Muito em breve, o cenário político do Rio Grande do Norte ganhará um capítulo decisivo: o anúncio do presidente da Assembleia Legislativa, Ezequiel Ferreira, sobre sua posição eleitoral para 2026.
Ezequiel deve se posicionar durante a janela partidária que se abre na próxima quarta-feira, movimento que poderá reorganizar o tabuleiro político do Estado. Ainda não há data oficial para o anúncio, mas o deputado não pretende protelar a decisão.
Sua definição é considerada estratégica e capaz de influenciar diretamente os principais agrupamentos políticos.

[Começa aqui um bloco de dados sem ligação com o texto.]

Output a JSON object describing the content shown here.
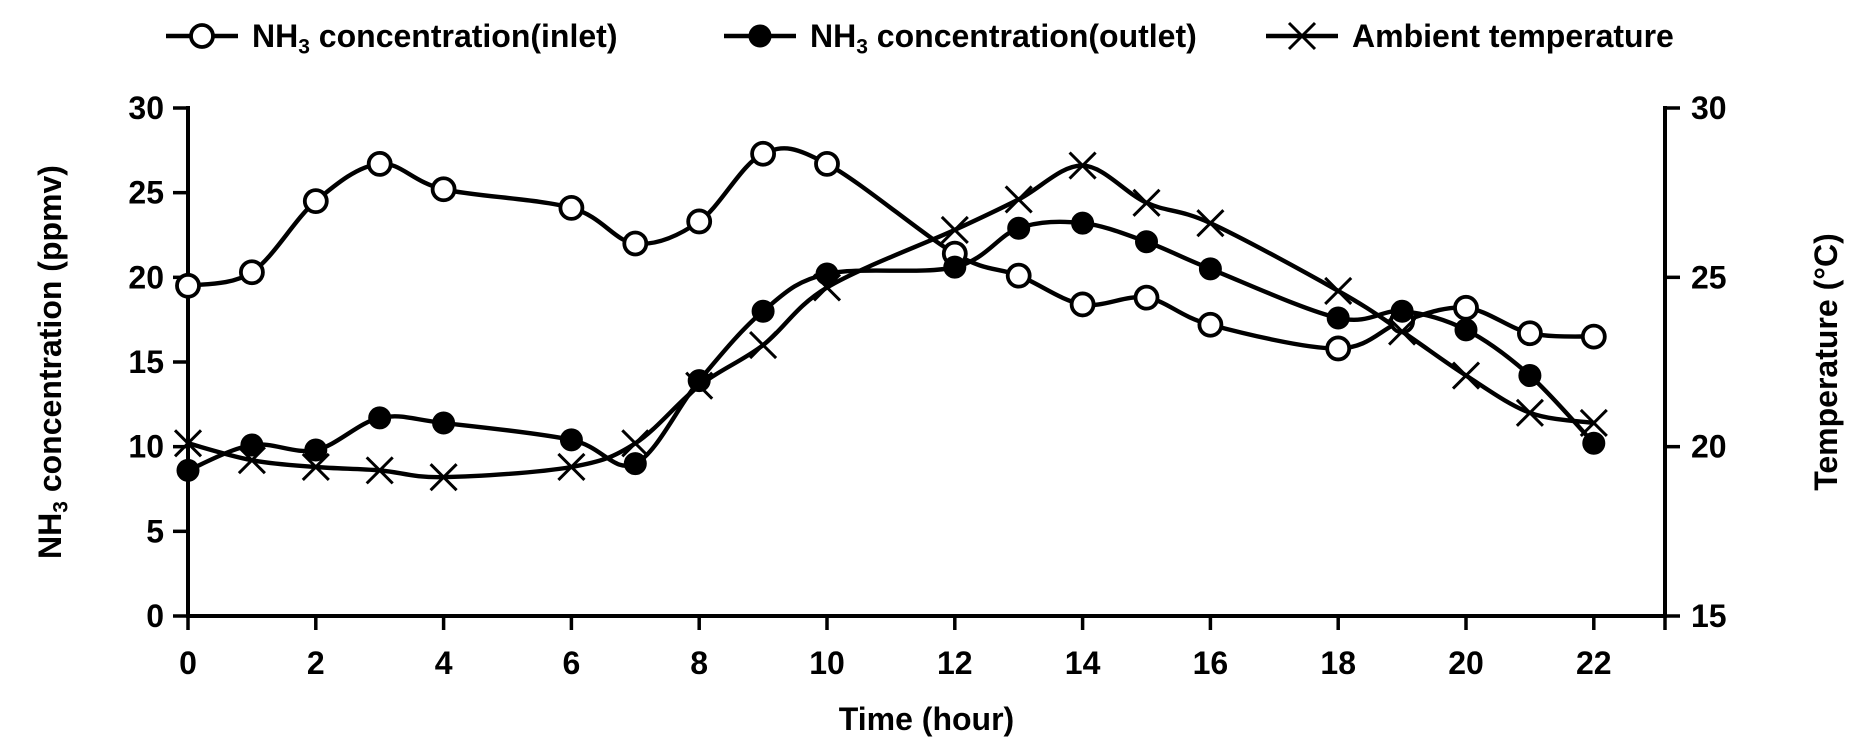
{
  "colors": {
    "foreground": "#000000",
    "background": "#ffffff"
  },
  "legend": {
    "items": [
      {
        "id": "inlet",
        "label": "NH₃ concentration(inlet)",
        "marker": "open-circle"
      },
      {
        "id": "outlet",
        "label": "NH₃ concentration(outlet)",
        "marker": "filled-circle"
      },
      {
        "id": "ambient",
        "label": "Ambient temperature",
        "marker": "x-cross"
      }
    ]
  },
  "chart_data": {
    "type": "line",
    "title": "",
    "xlabel": "Time (hour)",
    "ylabel_left": "NH₃ concentration (ppmv)",
    "ylabel_right": "Temperature (°C)",
    "grid": false,
    "legend_position": "top",
    "x": [
      0,
      1,
      2,
      3,
      4,
      6,
      7,
      8,
      9,
      10,
      12,
      13,
      14,
      15,
      16,
      18,
      19,
      20,
      21,
      22
    ],
    "x_axis": {
      "ticks": [
        0,
        2,
        4,
        6,
        8,
        10,
        12,
        14,
        16,
        18,
        20,
        22
      ],
      "range": [
        0,
        23.1
      ]
    },
    "y_left": {
      "label": "NH₃ concentration (ppmv)",
      "ticks": [
        0,
        5,
        10,
        15,
        20,
        25,
        30
      ],
      "range": [
        0,
        30
      ]
    },
    "y_right": {
      "label": "Temperature (°C)",
      "ticks": [
        15,
        20,
        25,
        30
      ],
      "range": [
        15,
        30
      ]
    },
    "series": [
      {
        "id": "inlet",
        "name": "NH₃ concentration(inlet)",
        "axis": "left",
        "marker": "open-circle",
        "values": [
          19.5,
          20.3,
          24.5,
          26.7,
          25.2,
          24.1,
          22.0,
          23.3,
          27.3,
          26.7,
          21.4,
          20.1,
          18.4,
          18.8,
          17.2,
          15.8,
          17.4,
          18.2,
          16.7,
          16.5
        ]
      },
      {
        "id": "outlet",
        "name": "NH₃ concentration(outlet)",
        "axis": "left",
        "marker": "filled-circle",
        "values": [
          8.6,
          10.1,
          9.8,
          11.7,
          11.4,
          10.4,
          9.0,
          13.9,
          18.0,
          20.2,
          20.6,
          22.9,
          23.2,
          22.1,
          20.5,
          17.6,
          18.0,
          16.9,
          14.2,
          10.2
        ]
      },
      {
        "id": "ambient",
        "name": "Ambient temperature",
        "axis": "right",
        "marker": "x-cross",
        "values": [
          20.1,
          19.6,
          19.4,
          19.3,
          19.1,
          19.4,
          20.1,
          21.8,
          23.0,
          24.7,
          26.4,
          27.3,
          28.3,
          27.2,
          26.6,
          24.6,
          23.4,
          22.1,
          21.0,
          20.7
        ]
      }
    ]
  }
}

No campo da direita, há expectativa de que Ezequiel assuma o comando do Republicanos ou mantenha o controle do PSDB, estruturando uma nominata forte para deputado estadual. Isso daria robustez ao palanque que deve ter Álvaro Dias como candidato ao Governo e Styvenson Valentim e Coronel Hélio ao Senado.
Na chamada “Terceira Via”, o vice-governador Walter Alves ainda nutre esperança de atrair Ezequiel para o MDB. Contudo, esse cenário perdeu força após a aliança do MDB com o União Brasil e a decisão de Walter de não assumir o Governo.
Na esquerda, a governadora Fátima Bezerra conversou longamente com o presidente da Assembleia e manifestou o desejo de mantê-lo como aliado, inclusive sugerindo parceria na eleição do mandato-tampão.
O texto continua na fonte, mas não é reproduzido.